In fact, when Novartis made the formal announcement last month, it did so in Washington, with several agencies represented and a statement from Tommy G. Thompson, U.S. Secretary of Health and Human Services.

But others call the money-back guarantee a gimmick. Under the terms of the promotion, patients who do not reach the agreed-upon target blood pressure goal as determined by their health care professional will be eligible for reimbursement of up to four months of out-of-pocket drug costs. But that's only after taking the maximum dose of Novartis' hypertension medications Diovan, Diovan HCT or Lotrel.

`a goofy idea'

Diovan is Novartis' biggest-selling drug, with $2.4 billion in sales last year according to NDC Health, Atlanta. In the ultra-competitive hypertension market-which features more than 90 brands-Diovan is second only to Pfizer's Norvasc.
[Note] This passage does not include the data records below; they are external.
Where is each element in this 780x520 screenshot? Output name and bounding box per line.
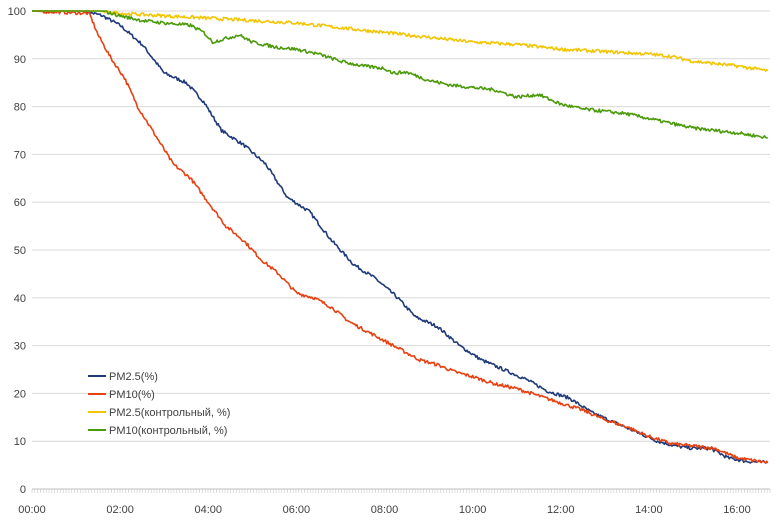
y-tick-label: 10 [14, 436, 26, 448]
series-line-0 [32, 10, 769, 464]
y-tick-label: 60 [14, 197, 26, 209]
y-tick-label: 100 [8, 6, 26, 18]
legend: PM2.5(%) PM10(%) PM2.5(контрольный, %) PM10… [88, 371, 230, 437]
y-tick-label: 80 [14, 102, 26, 114]
x-tick-label: 02:00 [106, 504, 134, 516]
series-line-1 [32, 10, 769, 464]
y-tick-labels: 0 10 20 30 40 50 60 70 80 90 100 [8, 6, 26, 496]
series-line-3 [32, 10, 768, 139]
x-tick-label: 10:00 [459, 504, 487, 516]
gridlines [32, 10, 770, 442]
x-tick-labels: 00:00 02:00 04:00 06:00 08:00 10:00 12:00 14:00… [18, 504, 750, 516]
x-tick-label: 16:00 [723, 504, 751, 516]
y-tick-label: 0 [20, 484, 26, 496]
y-tick-label: 30 [14, 341, 26, 353]
y-tick-label: 40 [14, 293, 26, 305]
legend-label-1: PM10(%) [109, 389, 155, 401]
legend-label-3: PM10(контрольный, %) [109, 425, 227, 437]
x-tick-label: 08:00 [371, 504, 399, 516]
x-tick-label: 04:00 [194, 504, 222, 516]
x-tick-label: 14:00 [635, 504, 663, 516]
axes [31, 488, 771, 493]
x-tick-label: 06:00 [283, 504, 311, 516]
legend-label-0: PM2.5(%) [109, 371, 158, 383]
series-line-2 [32, 10, 769, 72]
y-tick-label: 20 [14, 388, 26, 400]
series-lines [32, 10, 769, 464]
y-tick-label: 70 [14, 149, 26, 161]
x-tick-label: 00:00 [18, 504, 46, 516]
x-tick-label: 12:00 [547, 504, 575, 516]
legend-label-2: PM2.5(контрольный, %) [109, 407, 230, 419]
y-tick-label: 90 [14, 54, 26, 66]
y-tick-label: 50 [14, 245, 26, 257]
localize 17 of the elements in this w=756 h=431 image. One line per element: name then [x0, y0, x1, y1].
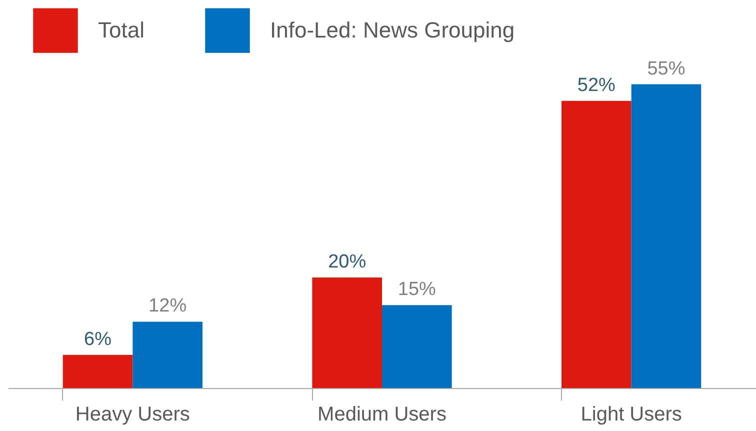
- x-tick-label: Light Users: [580, 404, 682, 426]
- bar: [62, 354, 133, 388]
- data-label: 6%: [84, 328, 112, 350]
- data-label: 20%: [328, 252, 366, 273]
- x-tick-label: Heavy Users: [75, 404, 190, 426]
- bar: [382, 305, 452, 388]
- bar: [132, 322, 202, 388]
- data-label: 15%: [398, 279, 436, 300]
- bar: [562, 100, 632, 388]
- data-label: 12%: [148, 296, 187, 317]
- bar: [631, 84, 702, 388]
- data-label: 55%: [647, 58, 686, 80]
- legend-label: Info-Led: News Grouping: [270, 18, 515, 43]
- legend-label: Total: [98, 18, 144, 43]
- x-tick-label: Medium Users: [318, 404, 446, 426]
- bar: [312, 278, 382, 388]
- data-label: 52%: [577, 74, 616, 96]
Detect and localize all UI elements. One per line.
Harvard University's Dr. Jerry Avorn, who co-authored a recent study that said doctors should first prescribe cheaper hypertensives before brand-name drugs, called the money-back guarantee "a goofy idea."

But Mr. Ebeling countered by saying "the approach of unbranded gives more credibility. The money-back guarantee is when you are extremely convinced that your drugs will work that you have the confidence to do such a thing. Also, it's a known mechanism for consumers that also gives credibility to the program."